The problem is that the original 911 technology was borne from the capabilities available at the time – before caller ID, before digital communications, before Skype. Back then, all phones were landlines, and the phone company maintained the billing address for every phone number in the North America. To support 911, special circuits called CAMA circuits were created to allow the billing phone number to be delivered with emergency calls to designated PSAPs. It served as the basis of what we now refer to as caller ID. An Emergency Services Number (ESN) was established for every phone number to identify the closest PSAP for the phone.

Location, Location, Location

With this technology, when a 911 call is placed, the ESN is used to determine the closest PSAP to handle the call and the call is routed to that PSAP. The phone number, or ANI, is transmitted to the PSAP “in band” before delivery of the call, as tone signals that are interpreted by the PSAP equipment. The transmission of the ANI delays the delivery of the call by up to two seconds. The PSAP equipment then has the responsibility to use the ANI to access a remote Automatic Location Identification (ALI) database operated by the phone company to retrieve the billing address for the caller.

As wireless technology became more predominant, locating wireless and VoIP callers in this manner was impossible because the billing address for a phone number may not be the same location from which the emergency call is placed. To address this problem, the FCC mandated wireless carriers provide either the location of the closest cell tower or the geographic coordinates (latitude and longitude) for wireless calls to the PSAP. The 911 technology was “adapted” to support to the delivery of this location information by having the wireless carriers populate the ALI database in real-time with location of the mobile phone and using a Pseudo ANI, or PANI, as tones before the call to be used to retrieve the location information. Today, over 70 percent of emergency calls are placed from wireless devices.

Old Technology in a Modern World

In the 21st century, this old technology used by 911 is fraught with problems and limitations. First, the current 911 technology has no way of knowing whether a PSAP has the capacity to handle the emergency calls. The number of CAMA circuits for each PSAP is fixed, so if more emergency calls are received than are available CAMA circuits, the caller gets a busy signal. To make things worse, often the CAMA circuits are segregated by landline and wireless calls so if more wireless calls are received than landline calls, the caller may still receive a busy signal even if landline CAMA circuits are available. Or, if the PSAP is not fully staffed, the caller may be asked to wait until an operator is available.

Second, the location information for the caller has to be retrieved after the call is received causing location delays.
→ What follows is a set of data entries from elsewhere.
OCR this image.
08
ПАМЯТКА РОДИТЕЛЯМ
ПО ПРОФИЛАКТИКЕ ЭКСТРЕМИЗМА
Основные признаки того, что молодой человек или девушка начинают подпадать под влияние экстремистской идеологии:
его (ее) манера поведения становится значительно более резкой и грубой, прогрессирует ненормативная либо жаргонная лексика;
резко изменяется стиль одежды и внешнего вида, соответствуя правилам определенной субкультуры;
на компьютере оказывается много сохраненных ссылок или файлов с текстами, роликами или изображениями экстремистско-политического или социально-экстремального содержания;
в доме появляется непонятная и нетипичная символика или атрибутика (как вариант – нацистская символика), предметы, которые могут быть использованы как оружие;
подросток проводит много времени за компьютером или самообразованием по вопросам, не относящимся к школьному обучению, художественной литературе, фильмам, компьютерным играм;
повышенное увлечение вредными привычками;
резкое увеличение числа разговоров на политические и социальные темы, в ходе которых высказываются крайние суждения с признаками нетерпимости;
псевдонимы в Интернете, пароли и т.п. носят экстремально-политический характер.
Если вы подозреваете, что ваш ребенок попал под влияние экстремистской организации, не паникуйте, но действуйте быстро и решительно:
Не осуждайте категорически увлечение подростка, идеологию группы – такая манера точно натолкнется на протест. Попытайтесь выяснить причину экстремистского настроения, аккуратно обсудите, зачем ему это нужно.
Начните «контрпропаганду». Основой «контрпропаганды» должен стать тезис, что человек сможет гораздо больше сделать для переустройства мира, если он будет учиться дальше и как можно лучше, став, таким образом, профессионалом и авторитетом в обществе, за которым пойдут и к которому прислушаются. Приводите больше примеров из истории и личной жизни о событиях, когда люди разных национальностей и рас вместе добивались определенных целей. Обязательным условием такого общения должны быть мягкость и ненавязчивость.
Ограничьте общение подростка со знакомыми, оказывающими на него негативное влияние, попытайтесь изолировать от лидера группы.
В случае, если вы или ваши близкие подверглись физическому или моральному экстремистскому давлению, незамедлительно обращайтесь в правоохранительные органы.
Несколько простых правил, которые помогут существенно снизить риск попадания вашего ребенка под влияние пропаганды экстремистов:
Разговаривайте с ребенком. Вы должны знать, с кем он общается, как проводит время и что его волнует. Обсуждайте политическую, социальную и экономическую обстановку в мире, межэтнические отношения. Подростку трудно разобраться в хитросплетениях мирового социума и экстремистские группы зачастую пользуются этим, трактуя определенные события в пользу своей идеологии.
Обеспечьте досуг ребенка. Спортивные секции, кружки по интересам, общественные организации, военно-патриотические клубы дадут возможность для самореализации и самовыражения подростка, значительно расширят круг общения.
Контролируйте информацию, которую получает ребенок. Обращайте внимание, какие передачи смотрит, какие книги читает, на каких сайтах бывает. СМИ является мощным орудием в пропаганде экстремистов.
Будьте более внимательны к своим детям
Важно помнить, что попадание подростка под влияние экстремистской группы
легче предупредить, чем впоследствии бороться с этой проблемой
For wireless callers on the move, the PSAP must wait 60 seconds to refresh the system to get new location information. Third, there is virtually no exchange of data between neighboring PSAPs unless a mutually agreed upon technical interface has been established and a Memorandum of Understanding (MOU) exists between the two entities. Interoperability between local, regional and state PSAPs is virtually nonexistent. Fourth, and probably most important, the old technology is incapable of handling the new forms of media – text messaging, transmission of images and video, etc.

The Road Ahead for 911

Next Generation 911 promises to resolve these limitations by providing support for multimedia, nationwide interoperability, and a robust emergency services network able to route communications based upon the capability and availability of resources. But the transition is slow and requires a paradigm shift from the current conventional thinking. Consolidation of emergency call taking and dispatching is the natural evolution of emergency services, but localities are unwilling to participate for fear of losing control of the emergency services for their community.

Eventually, today’s progressive technology will prevail and become the standard for 911. And, only when that happens can the United States legitimately claim to be the leader in emergency services and serve as the model for other nations.